На пороге комнаты показался Филипп Николя с безупречной, как всегда, прической – волосы были гладко зачесаны назад.
– Э-э… Друзья, у меня проблема.
– Ты что-то нашел? – вскинулась Магали.
– В каком-то смысле. След на полу. Кто-то оставил его, наступив в лужу воды на кафеле в ванной. Четкий отпечаток подошвы.
– И что, ты не можешь его снять?
– Могу, это будет несложно.
– Тогда в чем проблема? – не выдержал Сеньон.
– В происхождении отпечатка. Это подошва в форме двух приставленных друг к другу жирных запятых величиной с человеческую ступню. Короче, я бы сказал, что этот след оставила гигантская коза.
«Или козел», – подумала Лудивина.
41
Мир неуклонно терял веру.
Это было заметно даже по поведению прохожих на улице. Никто больше не проявлял заботы о ближнем. Пропустить кого-нибудь вперед в очереди к кассе – редкий случай. Придержать дверь – и того реже. Люди перестали прощать торговцам пару центов, если у тех не хватало мелочи на сдачу. Былая вежливость исчезла из публичных мест – за доказательством достаточно спуститься в парижское метро, там у дверей вагонов идут настоящие баталии: люди с платформы ломятся внутрь, не давая другим пассажирам возможности выйти. А что творится на дорогах между водителями! Чего уж там говорить о дефиците улыбок и добрых поступков из чистого альтруизма… Нет, воистину – отец Симон Ватек ничуть в этом не сомневался, – люди не только перестали ходить в церковь, но и сама вера в них слабеет день ото дня, такова главная беда Франции и других промышленно развитых стран, повседневная жизнь не скупится на подтверждения тому. Человек нынче думает лишь о себе, он замкнулся в себе, зациклился на собственном страхе.

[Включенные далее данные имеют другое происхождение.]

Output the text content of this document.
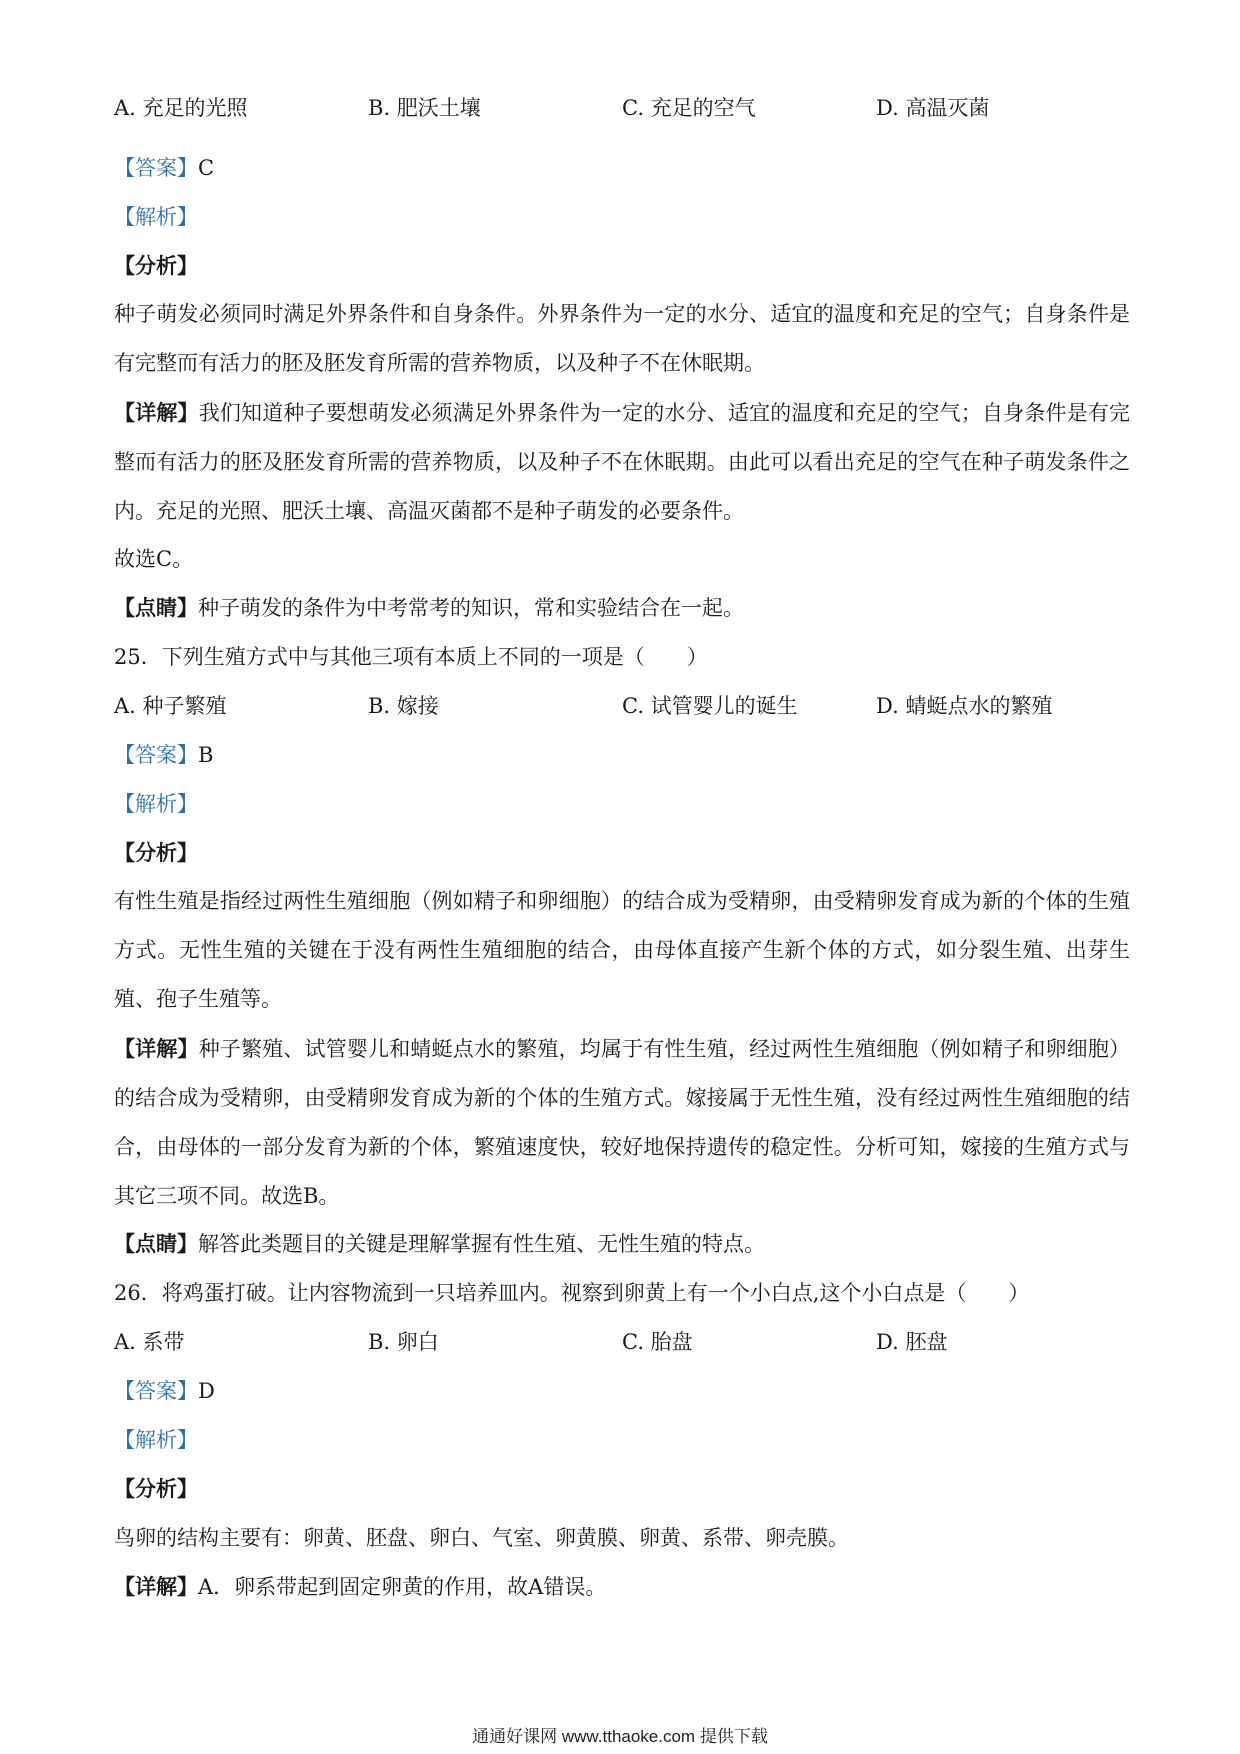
A. 充足的光照	B. 肥沃土壤	C. 充足的空气	D. 高温灭菌
【答案】C
【解析】
【分析】
种子萌发必须同时满足外界条件和自身条件。外界条件为一定的水分、适宜的温度和充足的空气；自身条件是有完整而有活力的胚及胚发育所需的营养物质，以及种子不在休眠期。
【详解】我们知道种子要想萌发必须满足外界条件为一定的水分、适宜的温度和充足的空气；自身条件是有完整而有活力的胚及胚发育所需的营养物质，以及种子不在休眠期。由此可以看出充足的空气在种子萌发条件之内。充足的光照、肥沃土壤、高温灭菌都不是种子萌发的必要条件。
故选C。
【点睛】种子萌发的条件为中考常考的知识，常和实验结合在一起。
25．下列生殖方式中与其他三项有本质上不同的一项是（　　）
A. 种子繁殖	B. 嫁接	C. 试管婴儿的诞生	D. 蜻蜓点水的繁殖
【答案】B
【解析】
【分析】
有性生殖是指经过两性生殖细胞（例如精子和卵细胞）的结合成为受精卵，由受精卵发育成为新的个体的生殖方式。无性生殖的关键在于没有两性生殖细胞的结合，由母体直接产生新个体的方式，如分裂生殖、出芽生殖、孢子生殖等。
【详解】种子繁殖、试管婴儿和蜻蜓点水的繁殖，均属于有性生殖，经过两性生殖细胞（例如精子和卵细胞）的结合成为受精卵，由受精卵发育成为新的个体的生殖方式。嫁接属于无性生殖，没有经过两性生殖细胞的结合，由母体的一部分发育为新的个体，繁殖速度快，较好地保持遗传的稳定性。分析可知，嫁接的生殖方式与其它三项不同。故选B。
【点睛】解答此类题目的关键是理解掌握有性生殖、无性生殖的特点。
26．将鸡蛋打破。让内容物流到一只培养皿内。视察到卵黄上有一个小白点,这个小白点是（　　）
A. 系带	B. 卵白	C. 胎盘	D. 胚盘
【答案】D
【解析】
【分析】
鸟卵的结构主要有：卵黄、胚盘、卵白、气室、卵黄膜、卵黄、系带、卵壳膜。
【详解】A．卵系带起到固定卵黄的作用，故A错误。
通通好课网 www.tthaoke.com 提供下载
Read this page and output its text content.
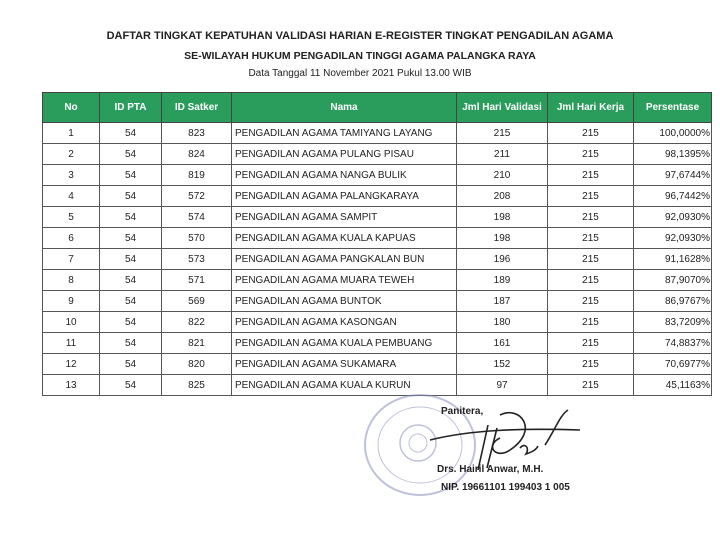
DAFTAR TINGKAT KEPATUHAN VALIDASI HARIAN E-REGISTER TINGKAT PENGADILAN AGAMA
SE-WILAYAH HUKUM PENGADILAN TINGGI AGAMA PALANGKA RAYA
Data Tanggal 11 November 2021 Pukul 13.00 WIB
No	ID PTA	ID Satker	Nama	Jml Hari Validasi	Jml Hari Kerja	Persentase
1	54	823	PENGADILAN AGAMA TAMIYANG LAYANG	215	215	100,0000%
2	54	824	PENGADILAN AGAMA PULANG PISAU	211	215	98,1395%
3	54	819	PENGADILAN AGAMA NANGA BULIK	210	215	97,6744%
4	54	572	PENGADILAN AGAMA PALANGKARAYA	208	215	96,7442%
5	54	574	PENGADILAN AGAMA SAMPIT	198	215	92,0930%
6	54	570	PENGADILAN AGAMA KUALA KAPUAS	198	215	92,0930%
7	54	573	PENGADILAN AGAMA PANGKALAN BUN	196	215	91,1628%
8	54	571	PENGADILAN AGAMA MUARA TEWEH	189	215	87,9070%
9	54	569	PENGADILAN AGAMA BUNTOK	187	215	86,9767%
10	54	822	PENGADILAN AGAMA KASONGAN	180	215	83,7209%
11	54	821	PENGADILAN AGAMA KUALA PEMBUANG	161	215	74,8837%
12	54	820	PENGADILAN AGAMA SUKAMARA	152	215	70,6977%
13	54	825	PENGADILAN AGAMA KUALA KURUN	97	215	45,1163%
Panitera,
Drs. Hairil Anwar, M.H.
NIP. 19661101 199403 1 005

А страх этот опасен, страх – колыбель всех безумств и гнусных соблазнов, источник отчаяния и крайних поступков.
Отцу Ватеку еще не хватало в качестве доказательства только грандиозного бунта, который все активнее грозил стране и уже несколько дней подавал первые тревожные сигналы. Прошлой ночью опять сожгли машины, больше, чем на Святого Сильвестра
[57] – все радиостанции об этом говорили. «Предместья», говорили они, охвачены волной недовольства, «молодежь» буянит и устраивает поджоги, что можно рассматривать как акты отчаяния людей, живущих в нужде и безысходности. Отец Ватек с его христианским сознанием рассматривал вандализм как скрытый призыв о помощи, но и сам прекрасно понимал, что большинство его прихожан не разделяют такого милосердного отношения.